Marx showed the way that the fundamental contradiction between social production and private ownership of the means of production can be resolved.  The means of production must be converted from private to social property.  That will make it possible for production to be geared towards fulfilling the needs of society instead of being geared to fulfill capitalist greed.

The third component part of Marxism was the development of the theory of scientific socialism. The bourgeois democratic revolution in France was followed by disappointment due to the huge gap between what the revolution had promised and what was realised. There emerged the idea and vision of socialism, as a superior system of society that would be free of the ills of capitalism. But the early ideas of socialism which emerged in France were utopian. The utopian socialists failed to address the question as to which social force has the interest and the capacity to carry out the transformation from capitalism to socialism.

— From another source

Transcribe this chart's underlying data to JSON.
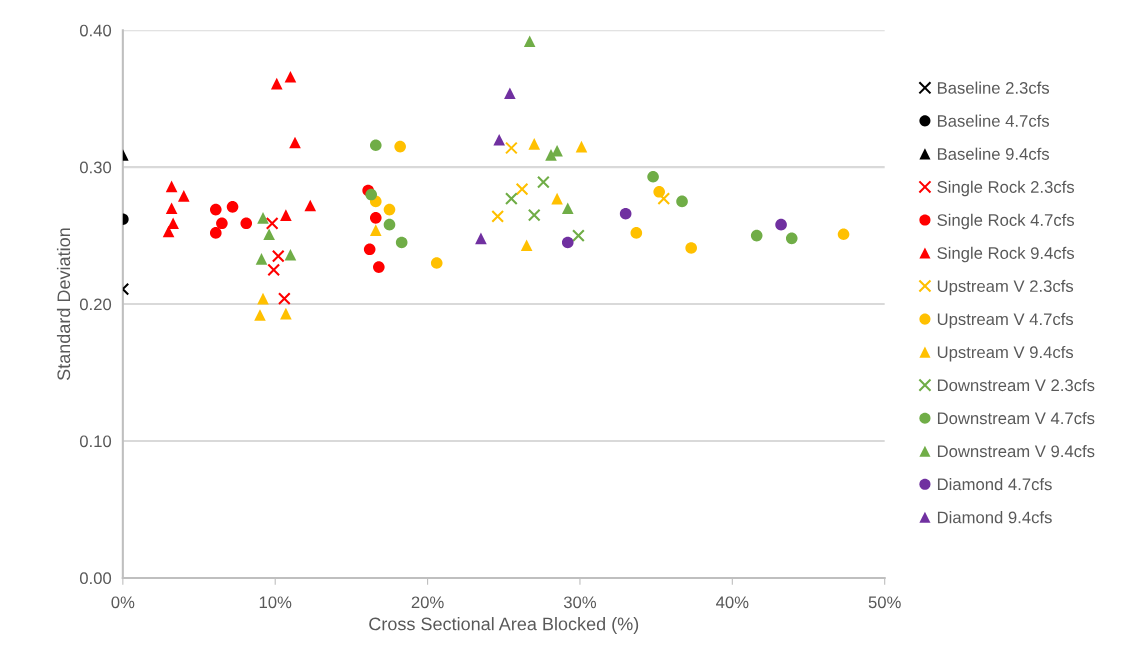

Marxism provided socialism with its scientific basis. It showed that capitalist society is the last form of class-divided society, which will give way to the next higher stage, a classless communist society, whose initial stage is socialism.  It identified the proletariat, the class which owns no property except its labour power, as the class which alone has the interest and the capacity to carry through to completion the revolutionary transformation from capitalism to communism.

Marx summed up his own unique contribution to the study of human society and the laws of its development in the following words:

“Now as for myself, I do not claim to have discovered either the existence of classes in modern society or the struggle between them. Long before me, bourgeois historians had described the historical development of this class struggle, as had bourgeois economists their economic anatomy. What I did that was new was to prove: (1) that the existence of classes is only bound up with particular historical phases in the development of production, (2) that the class struggle necessarily leads to the dictatorship of the proletariat, and (3) that this dictatorship itself constitutes no more than a transition to the abolition of all classes and to a classless society.”

Marx was the most calumniated man of his time. Governments deported him from their territories. The bourgeoisie heaped slanders upon him. But for the proletariat and people of the whole world, his life and work will always remain an example and source of inspiration in the struggle to overthrow capitalism and usher in communism.  His name will endure through the ages and so will his work.